At any rate, I did a little googling on it.
An informative link:
http://www.phact.org/e/bgas.htm
Wikipedia's entry:
http://en.wikipedia.org/wiki/Brown's_gas
You'll notice they're a little sceptical. The documentary notes that they get their gas from a special fuel cell. Right there you can just jump straight to the assumption that they're working with a plain stoichiometric mix of hydrogen and oxygen. To suggest anything else is a huge scientific leap. Hydrogen and oxygen exist in just a few stable states at our kind of pressures and temperatures. You have water, hydrogen peroxide, and diatomic gases. You can't arrange a gas to somehow produce more energy in combustion just because of how you make it. You could make the same mixture with seperate bottles of gases and good regulators.
That said, hydroxy mixtures are useful. They've been used in "water torches" for decades. Electrolyze some water, pump out the gases through a torch, and light them. You get a nice, small, cool flame with no storage of volatile gases. They're great for jewelers that don't need much heat.

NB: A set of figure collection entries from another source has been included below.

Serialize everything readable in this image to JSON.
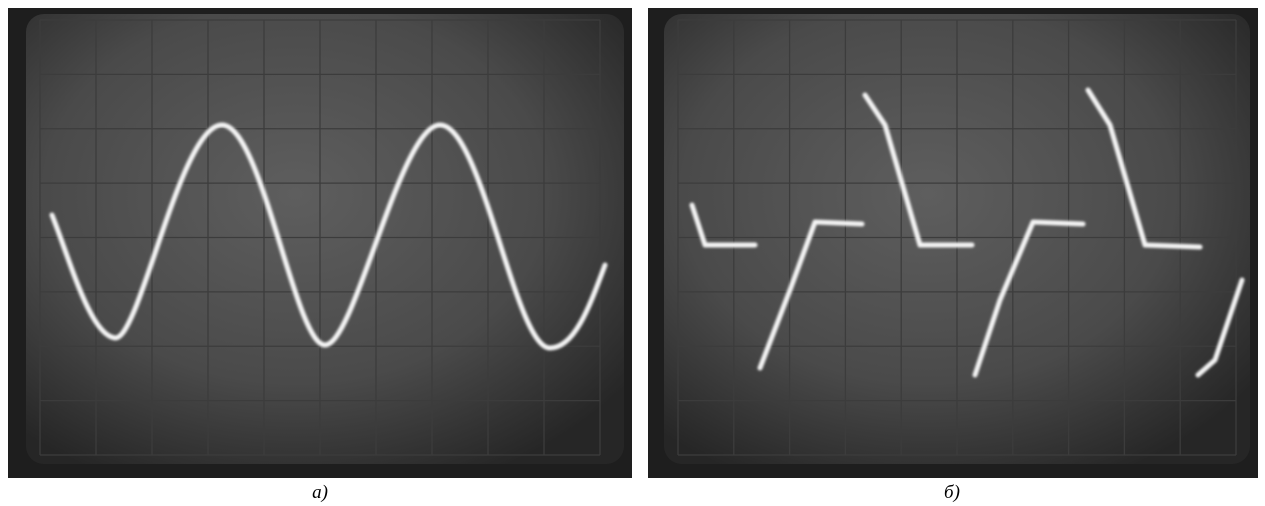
{
  "panels": [
    {
      "label": "а)"
    },
    {
      "label": "б)"
    }
  ]
}
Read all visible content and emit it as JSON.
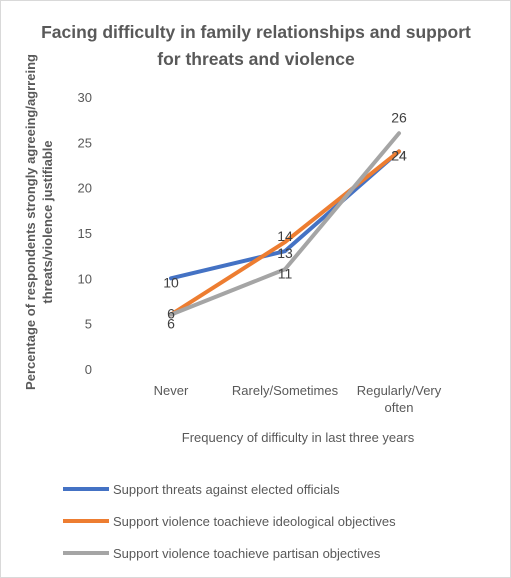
{
  "chart_data": {
    "type": "line",
    "title": "Facing difficulty in family relationships and support for threats and violence",
    "xlabel": "Frequency of  difficulty in last three years",
    "ylabel": "Percentage of respondents strongly agreeing/agrreing threats/violence justifiable",
    "ylim": [
      0,
      30
    ],
    "yticks": [
      0,
      5,
      10,
      15,
      20,
      25,
      30
    ],
    "grid": false,
    "legend_position": "bottom",
    "categories": [
      "Never",
      "Rarely/Sometimes",
      "Regularly/Very often"
    ],
    "series": [
      {
        "name": "Support threats against elected officials",
        "color": "#4472C4",
        "values": [
          10,
          13,
          24
        ]
      },
      {
        "name": "Support violence toachieve ideological objectives",
        "color": "#ED7D31",
        "values": [
          6,
          14,
          24
        ]
      },
      {
        "name": "Support violence toachieve partisan objectives",
        "color": "#A5A5A5",
        "values": [
          6,
          11,
          26
        ]
      }
    ]
  }
}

Using the gas for a car is something else again. Your choices are to generate and store the gas, or make as you go like with the torch. Storing a mixture of hydrogen and oxygen that only needs an ignition source to combust is asking for trouble. Meanwhile, if you're making it as you go, you'll need a bank of batteries and a nice heavy fuel cell. At which point you have to ask yourself why you're not just using the batteries to run a nice efficient motor instead of an inefficient combustion engine.